The antimicrobial potential and pharmacokinetic profiles of novel quinoline-based scaffolds: synthesis and in silico mechanistic studies as dual DNA gyrase and DHFR inhibitors

Abstract

The resistance of pathogenic microbes to currently available antimicrobial agents has been considered a global alarming concern. Hence, close attention should be paid to the development of novel potent antimicrobials. Herein, we report the synthesis, in vitro antimicrobial evaluation, of two novel sets of quinoline derivatives as potential DNA gyrase and DHFR inhibitors. The design of new compounds depended on modifying the structural aspects of previously reported fluoroquinolones. In both sets, the methyl group replaced the fluorine atom at C-6. In the first set, the diverse heterocyclic fragments of reported antimicrobial potentials, including pyrazole, isoxazole, and pyrimidine, were attached to C-3 of the quinoline scaffold. In the second set, the quinolone ring was replaced with the pyrazolo[3,4-b]quinoline scaffold to examine the effect of this action on the antimicrobial activity and the in silico virtual binding with DNA gyrase and DHFR. The preliminary antimicrobial activity of new compounds was assessed against a panel of pathogenic microbes including Gram-positive bacteria (Streptococcus pneumonia and Bacillus subtilis), Gram-negative bacteria (Pseudomonas aeruginosa and Escherichia coli), and fungal strains (Aspergillus fumigatus, Syncephalastrum racemosum, and Geotriucum candidum).
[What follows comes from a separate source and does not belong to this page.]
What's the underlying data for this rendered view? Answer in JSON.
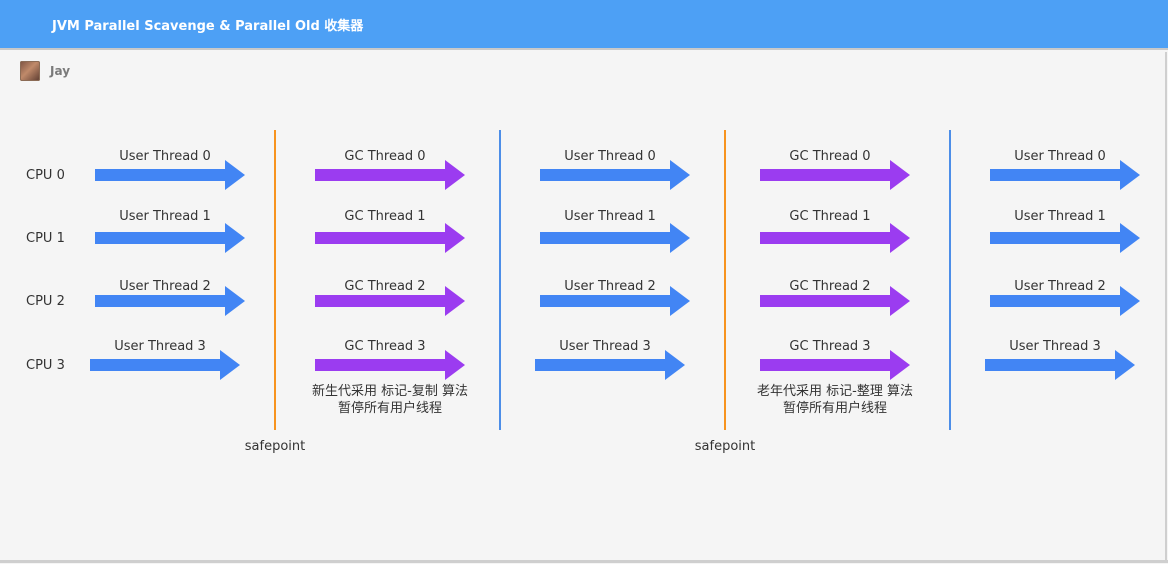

Six derivatives displayed relatively potent antimicrobial activity with a percent activity range of 80–113% relative to ampicillin, gentamicin, and amphotericin B as reference antimicrobial agents. Molecular docking studies were conducted to predict the binding affinities of new compounds toward the active sites of DNA gyrase and DHFR as proposed therapeutic targets.